The beginning of the film is somewhat chaotic and unclear, which gives the impression that the film is unlikely to be successful. Fortunately, “Orphan Brooklyn” is one of those films that gradually gains audience engagement, making up for its shortcomings with beautiful surroundings.

Gradually, the plot turns into a detective story, a large number of characters and details appear in it (presented at the pace of a tongue twister) – mainly this is important, but difficult to digest information about the work of the municipality.

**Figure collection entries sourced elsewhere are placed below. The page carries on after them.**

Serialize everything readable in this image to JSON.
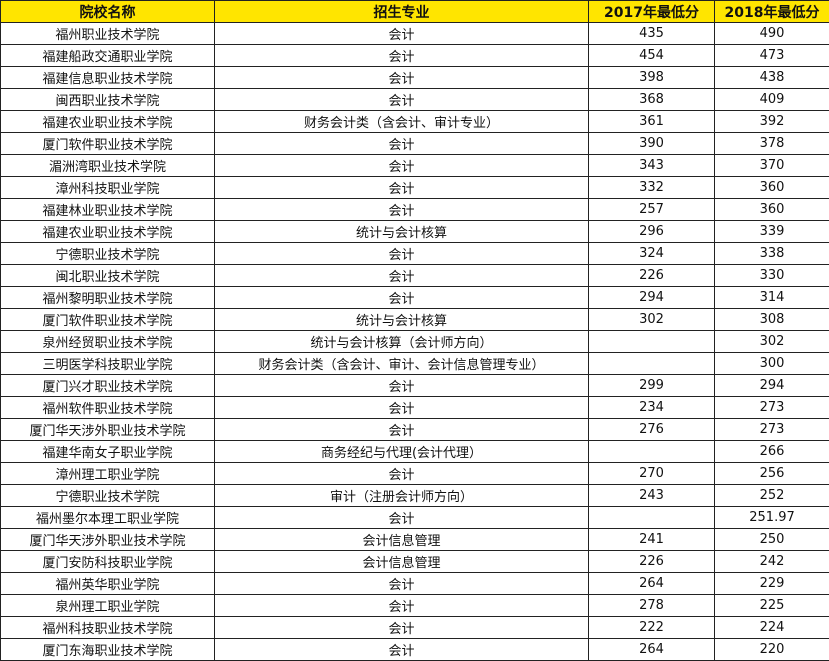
{
  "header_color": "#FFE500",
  "columns": [
    "院校名称",
    "招生专业",
    "2017年最低分",
    "2018年最低分"
  ],
  "rows": [
    [
      "福州职业技术学院",
      "会计",
      "435",
      "490"
    ],
    [
      "福建船政交通职业学院",
      "会计",
      "454",
      "473"
    ],
    [
      "福建信息职业技术学院",
      "会计",
      "398",
      "438"
    ],
    [
      "闽西职业技术学院",
      "会计",
      "368",
      "409"
    ],
    [
      "福建农业职业技术学院",
      "财务会计类（含会计、审计专业）",
      "361",
      "392"
    ],
    [
      "厦门软件职业技术学院",
      "会计",
      "390",
      "378"
    ],
    [
      "湄洲湾职业技术学院",
      "会计",
      "343",
      "370"
    ],
    [
      "漳州科技职业学院",
      "会计",
      "332",
      "360"
    ],
    [
      "福建林业职业技术学院",
      "会计",
      "257",
      "360"
    ],
    [
      "福建农业职业技术学院",
      "统计与会计核算",
      "296",
      "339"
    ],
    [
      "宁德职业技术学院",
      "会计",
      "324",
      "338"
    ],
    [
      "闽北职业技术学院",
      "会计",
      "226",
      "330"
    ],
    [
      "福州黎明职业技术学院",
      "会计",
      "294",
      "314"
    ],
    [
      "厦门软件职业技术学院",
      "统计与会计核算",
      "302",
      "308"
    ],
    [
      "泉州经贸职业技术学院",
      "统计与会计核算（会计师方向）",
      "",
      "302"
    ],
    [
      "三明医学科技职业学院",
      "财务会计类（含会计、审计、会计信息管理专业）",
      "",
      "300"
    ],
    [
      "厦门兴才职业技术学院",
      "会计",
      "299",
      "294"
    ],
    [
      "福州软件职业技术学院",
      "会计",
      "234",
      "273"
    ],
    [
      "厦门华天涉外职业技术学院",
      "会计",
      "276",
      "273"
    ],
    [
      "福建华南女子职业学院",
      "商务经纪与代理(会计代理）",
      "",
      "266"
    ],
    [
      "漳州理工职业学院",
      "会计",
      "270",
      "256"
    ],
    [
      "宁德职业技术学院",
      "审计（注册会计师方向）",
      "243",
      "252"
    ],
    [
      "福州墨尔本理工职业学院",
      "会计",
      "",
      "251.97"
    ],
    [
      "厦门华天涉外职业技术学院",
      "会计信息管理",
      "241",
      "250"
    ],
    [
      "厦门安防科技职业学院",
      "会计信息管理",
      "226",
      "242"
    ],
    [
      "福州英华职业学院",
      "会计",
      "264",
      "229"
    ],
    [
      "泉州理工职业学院",
      "会计",
      "278",
      "225"
    ],
    [
      "福州科技职业技术学院",
      "会计",
      "222",
      "224"
    ],
    [
      "厦门东海职业技术学院",
      "会计",
      "264",
      "220"
    ]
  ]
}
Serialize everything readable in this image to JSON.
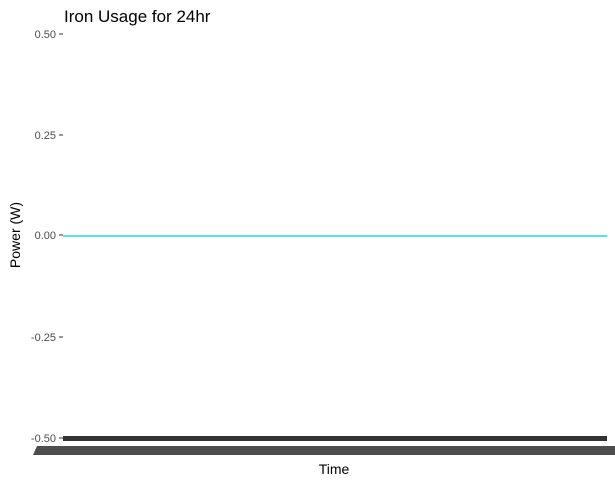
{
  "chart_data": {
    "type": "line",
    "title": "Iron Usage for 24hr",
    "xlabel": "Time",
    "ylabel": "Power (W)",
    "ylim": [
      -0.5,
      0.5
    ],
    "y_ticks": [
      "0.50",
      "0.25",
      "0.00",
      "-0.25",
      "-0.50"
    ],
    "y_tick_values": [
      0.5,
      0.25,
      0.0,
      -0.25,
      -0.5
    ],
    "x_tick_labels": "illegible (overlapping, rendered as dark band)",
    "grid": false,
    "series": [
      {
        "color": "#00CED1",
        "values": [
          0,
          0
        ]
      }
    ],
    "x_axis_color": "#333333",
    "line_color": "#00CED1"
  }
}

Although, if you know the biography of Robert Moses, who played a controversial role in the development of New York, the plot becomes much more interesting. If the details of his life are unknown, you will have to keep up with the thoughts and observations of the main character, simultaneously figuring out who is who.


It is worth recognizing that thanks to the central character, this story is interesting at any level of awareness. The film primarily focuses on the smart and resourceful Lionel, who is forced to cope with tics associated with Tourette’s syndrome. Edward Norton (both from the director’s and from the actor’s side) tries to show how much effort the investigation costs the character, without causing inappropriate tearful pity for him. From the very beginning, Lionel becomes a guide in the intricate plot and with each scene he wins over him more and more.

Of course, Lionel’s interaction with other heroes, including not only Bruce Willis and Alec Baldwin, but also Willem Dafoe, also arouses curiosity. The special intrigue of the script is reserved for the character played by actress Gugu Mbatha-Raw, thanks to whom a bar with jazz musicians appears in the film.


The musical accompaniment of the film is also an important theme of the film. Trumpeter and composer Wynton Marsalis was enlisted to create a soundtrack that evokes a distinctive period in American history (there’s plenty of time in the film to get into his music). The tape also features the song “Daily Battles,” written by Thom Yorke of Radiohead and Flea of ​​the Red Hot Chili Peppers. At a certain point, the composition becomes an impetus for accepting the film and understanding the main character.

Overall, “Orphan Brooklyn” is a decent film whose potential is not apparent in the opening scenes. The viewer will have two and a half hours to figure it out. This timing becomes the result of Norton’s socio-political line, superimposed on the idea of ​​the original novel. Sometimes the multi-faceted addition burdens the narrative, which is already confusing in places. But by the end, all the lines become clearer, and the impressions of the film remain good.


a good film with an interesting main character and a 50s atmosphere. At first, its production does not seem to be the most successful, but over time it reveals itself from different sides.